Days later the board put the arrangement on paper. A new employment contract took effect June 12, running an initial three years and then renewing in automatic one-year increments unless either side gives at least 60 days notice. The company added that no separate understanding drove the selection, that Cogan has no family ties to other officers or directors, and that he has no related-party interests to disclose.
What Cogan is paid
The cash side of the package is straightforward:
- Base salary: $240,000 a year, which the board may raise by up to 5% annually at its discretion.
- Annual bonus: discretionary, with an initial target of up to 25% of base pay, tied to performance goals and board approval.
Equity is the larger story. Subject to board approval, the company agreed to grant Cogan 2.5 million restricted shares of common stock, and the board cleared that award the same day it approved the contract. Further performance-based grants may follow in later years at the board’s sole discretion.
Benefits and protections
The agreement folds in the customary executive terms: four weeks of paid time off, business-expense reimbursement with advance approval required above $5,000, and participation in senior-executive benefit plans covering medical, dental, vision, term life and a 401(k). The company also agreed to indemnify Cogan to the fullest extent the law allows.
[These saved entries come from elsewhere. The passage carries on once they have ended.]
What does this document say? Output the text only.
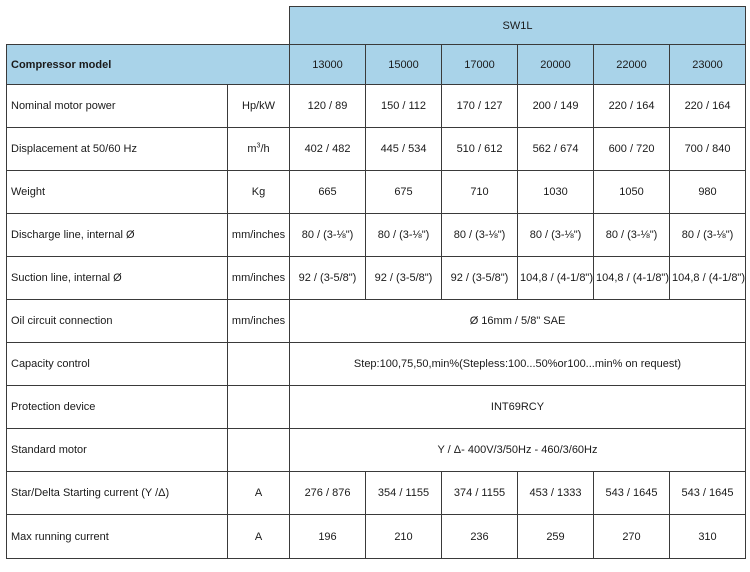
		SW1L					
Compressor model		13000	15000	17000	20000	22000	23000
Nominal motor power	Hp/kW	120 / 89	150 / 112	170 / 127	200 / 149	220 / 164	220 / 164
Displacement at 50/60 Hz	$m^3/h$	402 / 482	445 / 534	510 / 612	562 / 674	600 / 720	700 / 840
Weight	Kg	665	675	710	1030	1050	980
Discharge line, internal Ø	mm/inches	80 / (3-⅛")	80 / (3-⅛")	80 / (3-⅛")	80 / (3-⅛")	80 / (3-⅛")	80 / (3-⅛")
Suction line, internal Ø	mm/inches	92 / (3-5/8")	92 / (3-5/8")	92 / (3-5/8")	104,8 / (4-1/8")	104,8 / (4-1/8")	104,8 / (4-1/8")
Oil circuit connection	mm/inches	Ø 16mm / 5/8" SAE					
Capacity control		Step:100,75,50,min%(Stepless:100...50%or100...min% on request)					
Protection device		INT69RCY					
Standard motor		Y / Δ- 400V/3/50Hz - 460/3/60Hz					
Star/Delta Starting current (Y /Δ)	A	276 / 876	354 / 1155	374 / 1155	453 / 1333	543 / 1645	543 / 1645
Max running current	A	196	210	236	259	270	310
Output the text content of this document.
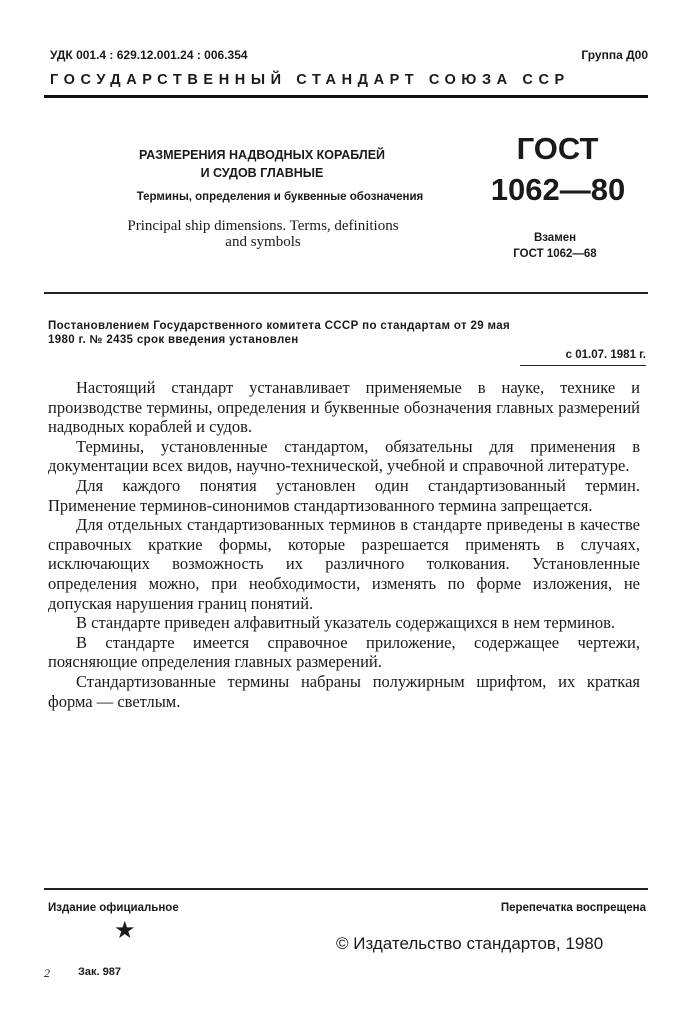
УДК 001.4 : 629.12.001.24 : 006.354	Группа Д00
ГОСУДАРСТВЕННЫЙ СТАНДАРТ СОЮЗА ССР
РАЗМЕРЕНИЯ НАДВОДНЫХ КОРАБЛЕЙ
И СУДОВ ГЛАВНЫЕ
Термины, определения и буквенные обозначения
Principal ship dimensions. Terms, definitions
and symbols
ГОСТ
1062—80
Взамен
ГОСТ 1062—68
Постановлением Государственного комитета СССР по стандартам от 29 мая
1980 г. № 2435 срок введения установлен
с 01.07. 1981 г.

Настоящий стандарт устанавливает применяемые в науке, технике и производстве термины, определения и буквенные обозначения главных размерений надводных кораблей и судов.

Термины, установленные стандартом, обязательны для применения в документации всех видов, научно-технической, учебной и справочной литературе.

Для каждого понятия установлен один стандартизованный термин. Применение терминов-синонимов стандартизованного термина запрещается.

Для отдельных стандартизованных терминов в стандарте приведены в качестве справочных краткие формы, которые разрешается применять в случаях, исключающих возможность их различного толкования. Установленные определения можно, при необходимости, изменять по форме изложения, не допуская нарушения границ понятий.

В стандарте приведен алфавитный указатель содержащихся в нем терминов.

В стандарте имеется справочное приложение, содержащее чертежи, поясняющие определения главных размерений.

Стандартизованные термины набраны полужирным шрифтом, их краткая форма — светлым.

Издание официальное
★
Перепечатка воспрещена
© Издательство стандартов, 1980
2	Зак. 987
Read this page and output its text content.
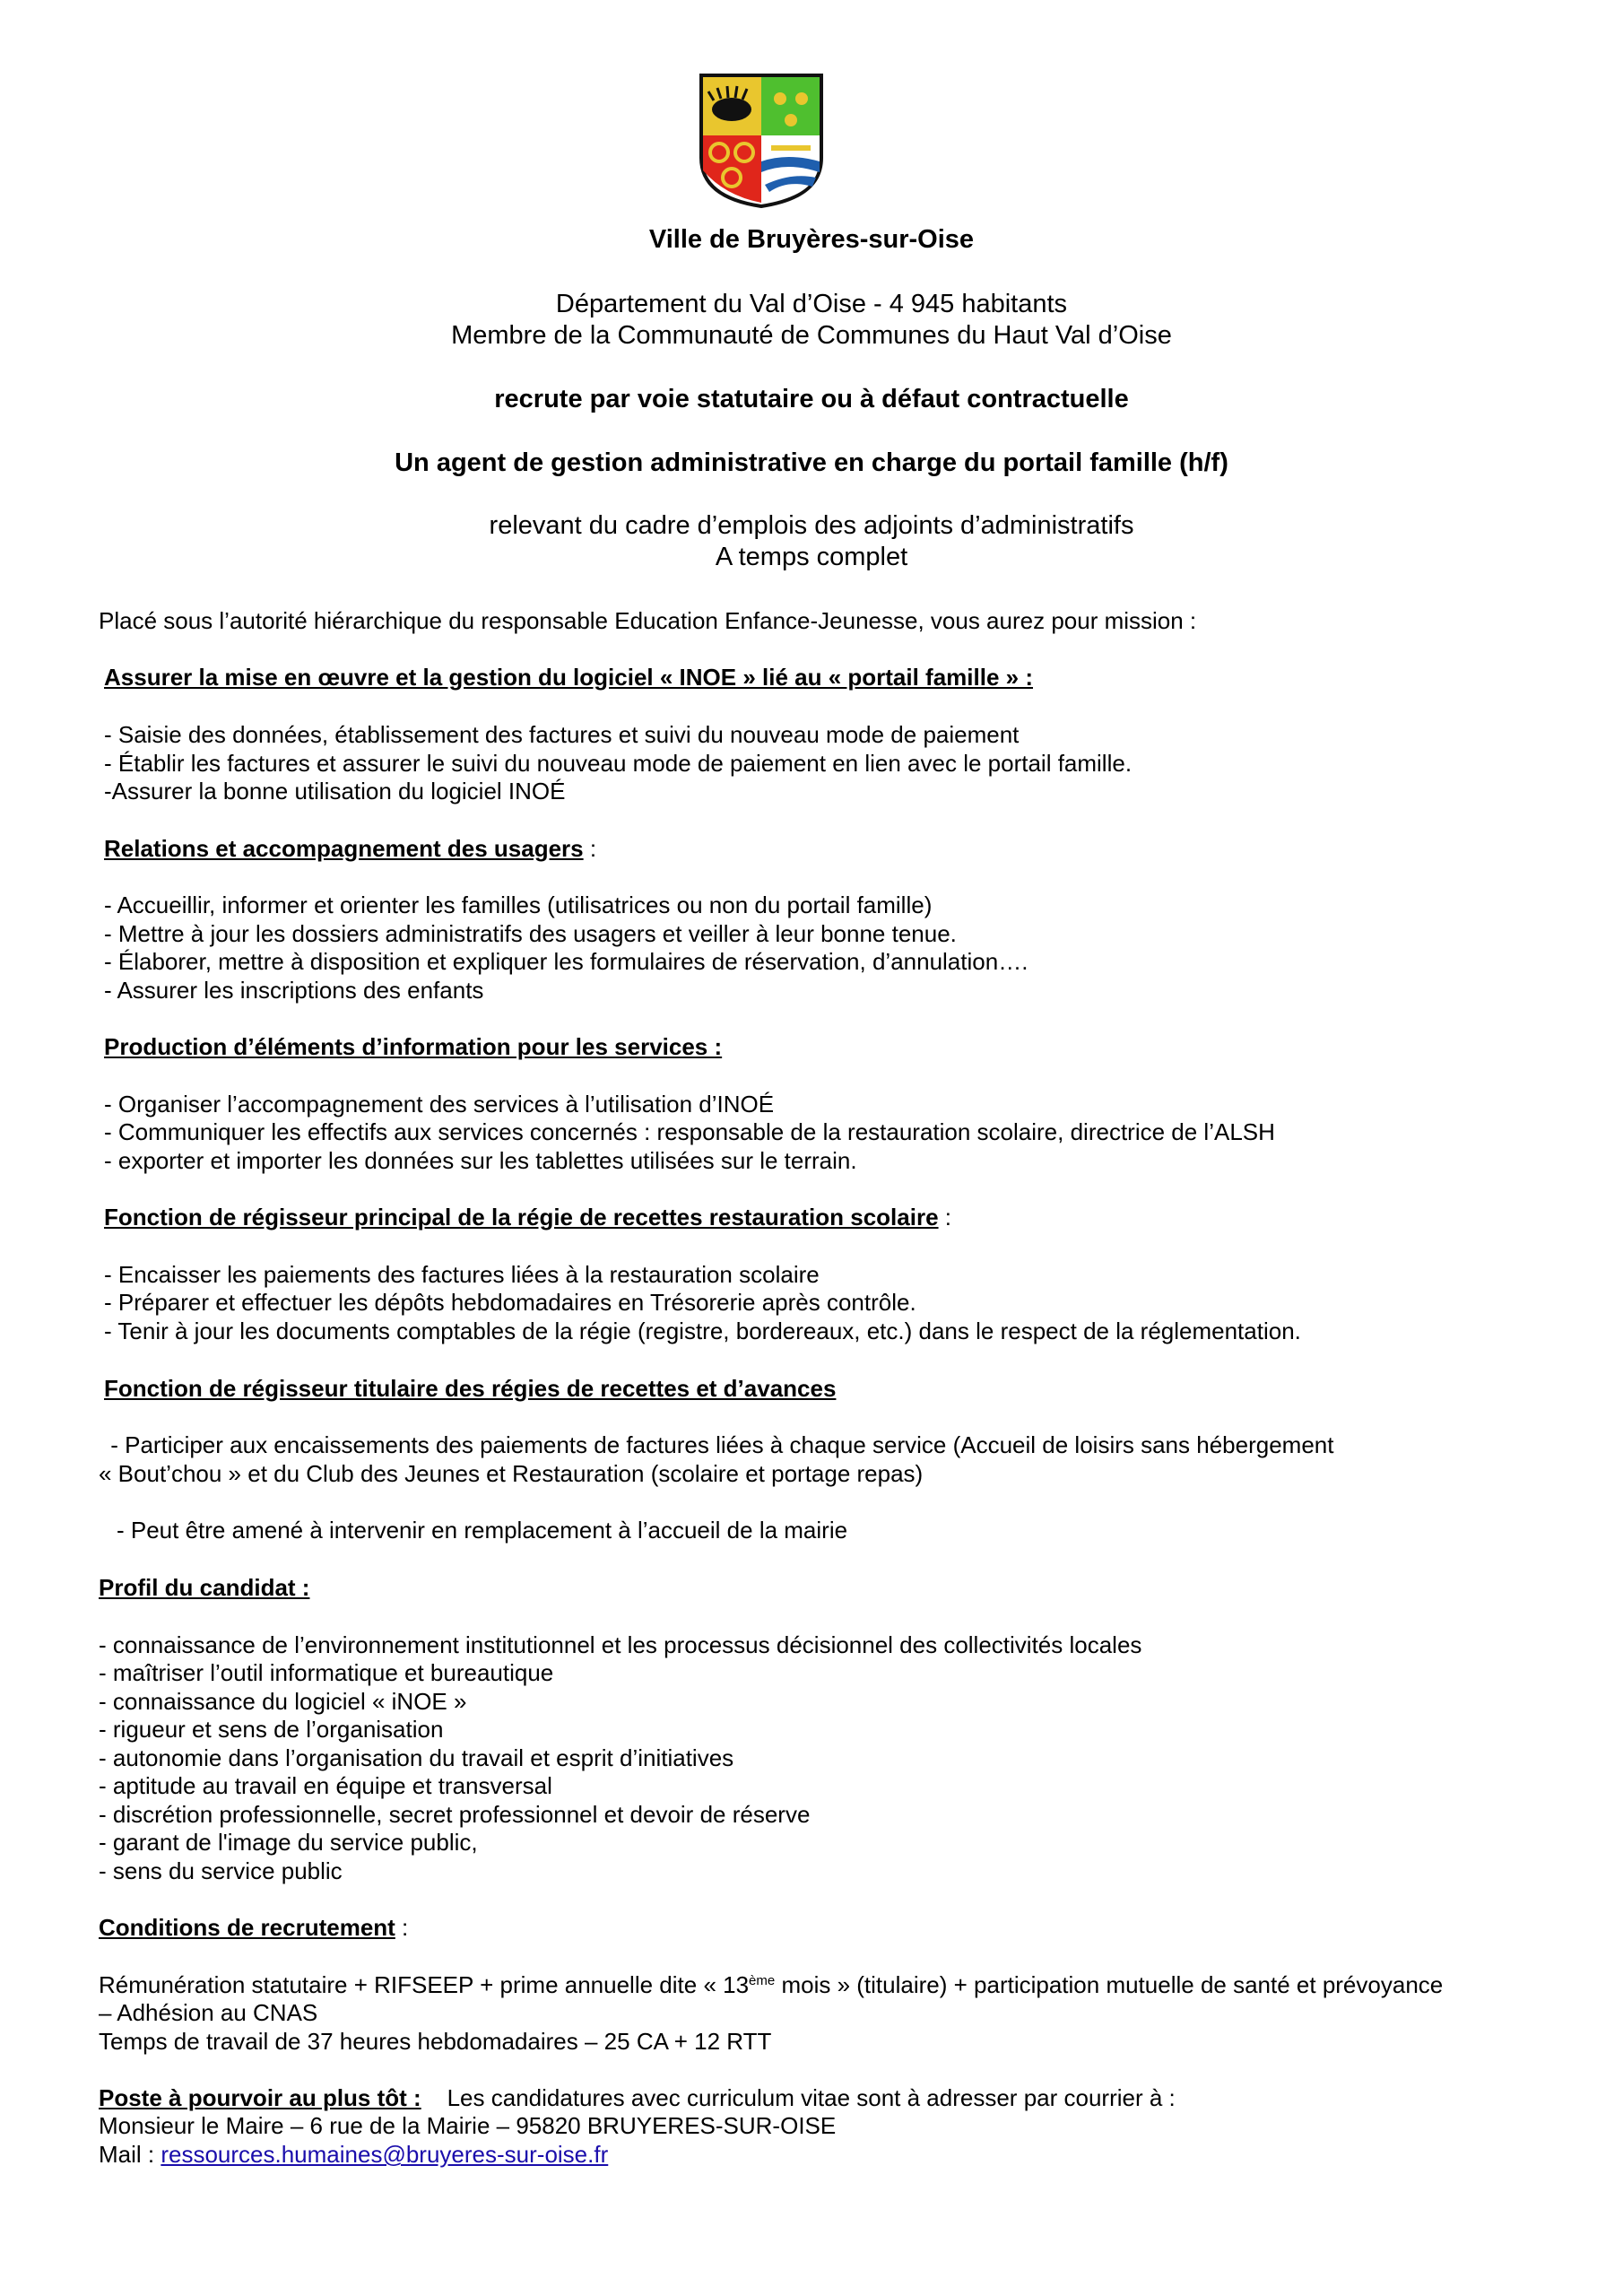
Ville de Bruyères-sur-Oise
Département du Val d’Oise - 4 945 habitants
Membre de la Communauté de Communes du Haut Val d’Oise
recrute par voie statutaire ou à défaut contractuelle
Un agent de gestion administrative en charge du portail famille (h/f)
relevant du cadre d’emplois des adjoints d’administratifs
A temps complet
Placé sous l’autorité hiérarchique du responsable Education Enfance-Jeunesse, vous aurez pour mission :
Assurer la mise en œuvre et la gestion du logiciel « INOE » lié au « portail famille » :
- Saisie des données, établissement des factures et suivi du nouveau mode de paiement
- Établir les factures et assurer le suivi du nouveau mode de paiement en lien avec le portail famille.
-Assurer la bonne utilisation du logiciel INOÉ
Relations et accompagnement des usagers :
- Accueillir, informer et orienter les familles (utilisatrices ou non du portail famille)
- Mettre à jour les dossiers administratifs des usagers et veiller à leur bonne tenue.
- Élaborer, mettre à disposition et expliquer les formulaires de réservation, d’annulation….
- Assurer les inscriptions des enfants
Production d’éléments d’information pour les services :
- Organiser l’accompagnement des services à l’utilisation d’INOÉ
- Communiquer les effectifs aux services concernés : responsable de la restauration scolaire, directrice de l’ALSH
- exporter et importer les données sur les tablettes utilisées sur le terrain.
Fonction de régisseur principal de la régie de recettes restauration scolaire :
- Encaisser les paiements des factures liées à la restauration scolaire
- Préparer et effectuer les dépôts hebdomadaires en Trésorerie après contrôle.
- Tenir à jour les documents comptables de la régie (registre, bordereaux, etc.) dans le respect de la réglementation.
Fonction de régisseur titulaire des régies de recettes et d’avances
- Participer aux encaissements des paiements de factures liées à chaque service (Accueil de loisirs sans hébergement
« Bout’chou » et du Club des Jeunes et Restauration (scolaire et portage repas)
- Peut être amené à intervenir en remplacement à l’accueil de la mairie
Profil du candidat :
- connaissance de l’environnement institutionnel et les processus décisionnel des collectivités locales
- maîtriser l’outil informatique et bureautique
- connaissance du logiciel « iNOE »
- rigueur et sens de l’organisation
- autonomie dans l’organisation du travail et esprit d’initiatives
- aptitude au travail en équipe et transversal
- discrétion professionnelle, secret professionnel et devoir de réserve
- garant de l'image du service public,
- sens du service public
Conditions de recrutement :
Rémunération statutaire + RIFSEEP + prime annuelle dite « 13ème mois » (titulaire) + participation mutuelle de santé et prévoyance
– Adhésion au CNAS
Temps de travail de 37 heures hebdomadaires – 25 CA + 12 RTT
Poste à pourvoir au plus tôt :    Les candidatures avec curriculum vitae sont à adresser par courrier à :
Monsieur le Maire – 6 rue de la Mairie – 95820 BRUYERES-SUR-OISE
Mail : ressources.humaines@bruyeres-sur-oise.fr
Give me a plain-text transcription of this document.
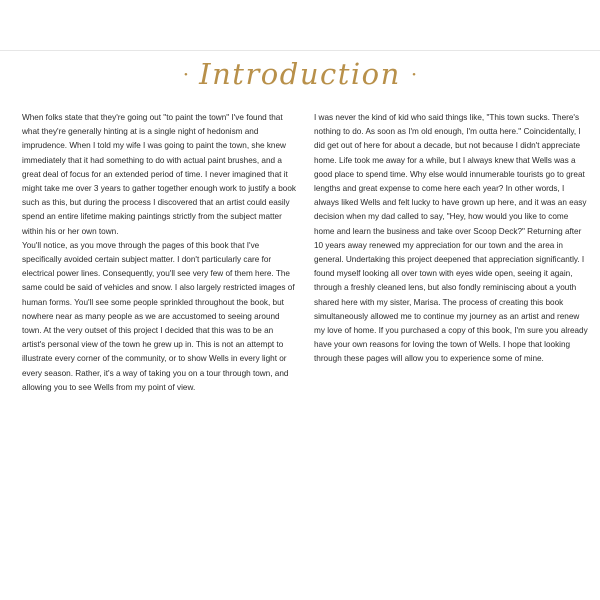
· Introduction ·

When folks state that they're going out "to paint the town" I've found that what they're generally hinting at is a single night of hedonism and imprudence. When I told my wife I was going to paint the town, she knew immediately that it had something to do with actual paint brushes, and a great deal of focus for an extended period of time. I never imagined that it might take me over 3 years to gather together enough work to justify a book such as this, but during the process I discovered that an artist could easily spend an entire lifetime making paintings strictly from the subject matter within his or her own town.

You'll notice, as you move through the pages of this book that I've specifically avoided certain subject matter. I don't particularly care for electrical power lines. Consequently, you'll see very few of them here. The same could be said of vehicles and snow. I also largely restricted images of human forms. You'll see some people sprinkled throughout the book, but nowhere near as many people as we are accustomed to seeing around town. At the very outset of this project I decided that this was to be an artist's personal view of the town he grew up in. This is not an attempt to illustrate every corner of the community, or to show Wells in every light or every season. Rather, it's a way of taking you on a tour through town, and allowing you to see Wells from my point of view.

I was never the kind of kid who said things like, "This town sucks. There's nothing to do. As soon as I'm old enough, I'm outta here." Coincidentally, I did get out of here for about a decade, but not because I didn't appreciate home. Life took me away for a while, but I always knew that Wells was a good place to spend time. Why else would innumerable tourists go to great lengths and great expense to come here each year? In other words, I always liked Wells and felt lucky to have grown up here, and it was an easy decision when my dad called to say, "Hey, how would you like to come home and learn the business and take over Scoop Deck?" Returning after 10 years away renewed my appreciation for our town and the area in general. Undertaking this project deepened that appreciation significantly. I found myself looking all over town with eyes wide open, seeing it again, through a freshly cleaned lens, but also fondly reminiscing about a youth shared here with my sister, Marisa. The process of creating this book simultaneously allowed me to continue my journey as an artist and renew my love of home. If you purchased a copy of this book, I'm sure you already have your own reasons for loving the town of Wells. I hope that looking through these pages will allow you to experience some of mine.
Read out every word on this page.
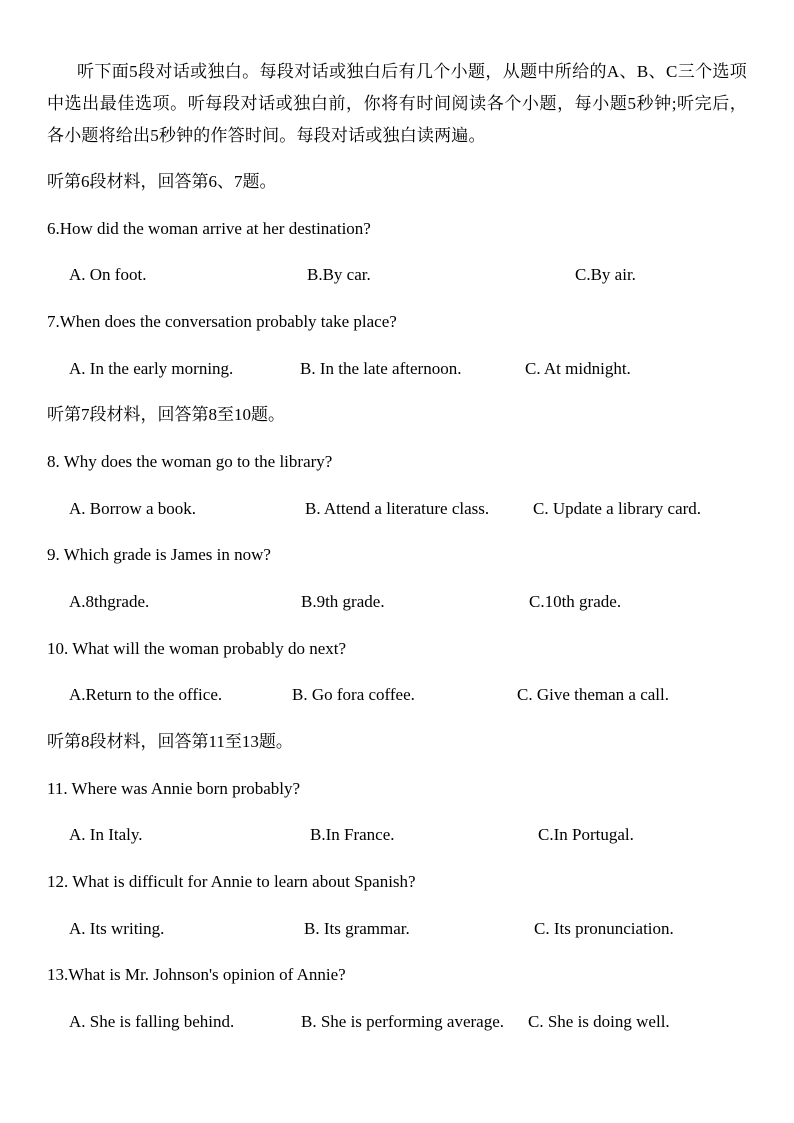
听下面5段对话或独白。每段对话或独白后有几个小题，从题中所给的A、B、C三个选项中选出最佳选项。听每段对话或独白前，你将有时间阅读各个小题，每小题5秒钟;听完后，各小题将给出5秒钟的作答时间。每段对话或独白读两遍。

听第6段材料，回答第6、7题。
6.How did the woman arrive at her destination?
A. On foot.	B.By car.	C.By air.
7.When does the conversation probably take place?
A. In the early morning.	B. In the late afternoon.	C. At midnight.
听第7段材料，回答第8至10题。
8. Why does the woman go to the library?
A. Borrow a book.	B. Attend a literature class.	C. Update a library card.
9. Which grade is James in now?
A.8thgrade.	B.9th grade.	C.10th grade.
10. What will the woman probably do next?
A.Return to the office.	B. Go fora coffee.	C. Give theman a call.
听第8段材料，回答第11至13题。
11. Where was Annie born probably?
A. In Italy.	B.In France.	C.In Portugal.
12. What is difficult for Annie to learn about Spanish?
A. Its writing.	B. Its grammar.	C. Its pronunciation.
13.What is Mr. Johnson's opinion of Annie?
A. She is falling behind.	B. She is performing average. C. She is doing well.
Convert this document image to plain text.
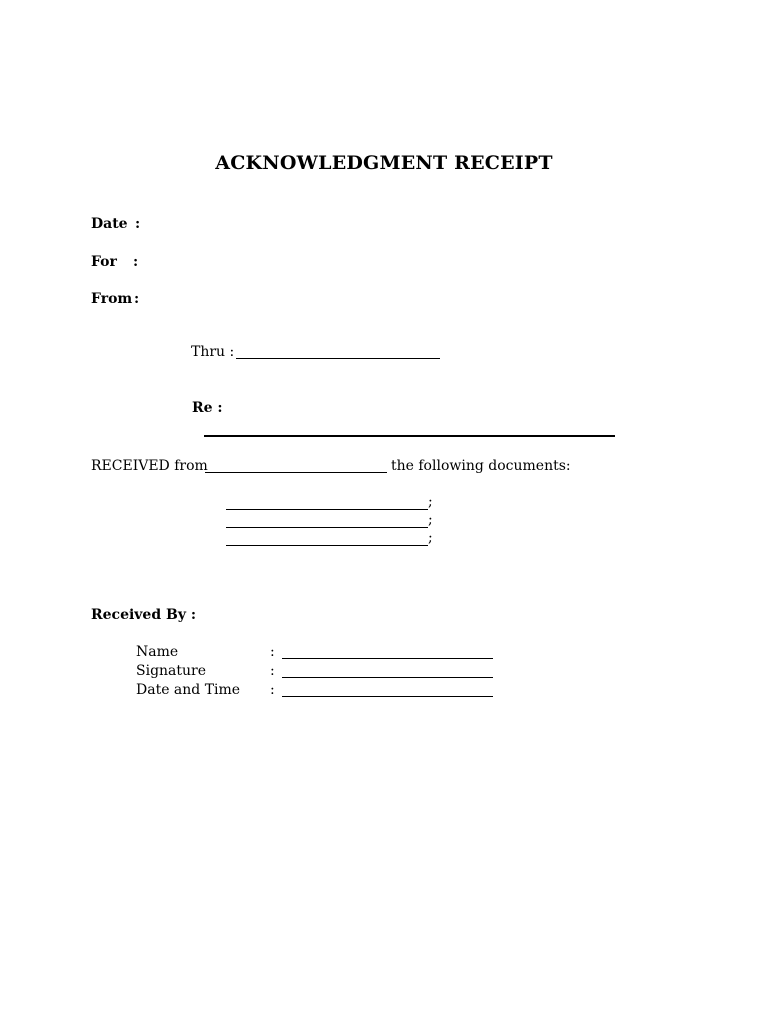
ACKNOWLEDGMENT RECEIPT
Date :
For :
From :
Thru :
Re :
RECEIVED from	the following documents:
;
;
;
Received By :
Name	:
Signature	:
Date and Time :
Severance terms favor the executive
If Greenway terminates Cogan without cause, or he resigns for good reason, he would be entitled to:
- accrued pay through his exit;
- any earned but unpaid bonus from the prior year;
- a lump sum equal to one year of base salary plus target bonus;
- 12 months of reimbursed COBRA premiums for him and his family; and
- immediate vesting of all unvested equity.
Inside a change-of-control window, the cash multiplier increases to one and a half times. Every piece of the severance beyond accrued amounts hinges on Cogan signing a release of claims within 60 days.
The contract rounds out with standard confidentiality, non-compete, non-solicitation, non-interference and non-disparagement provisions. Chief Financial Officer Ransom B. Jones signed the report on June 15.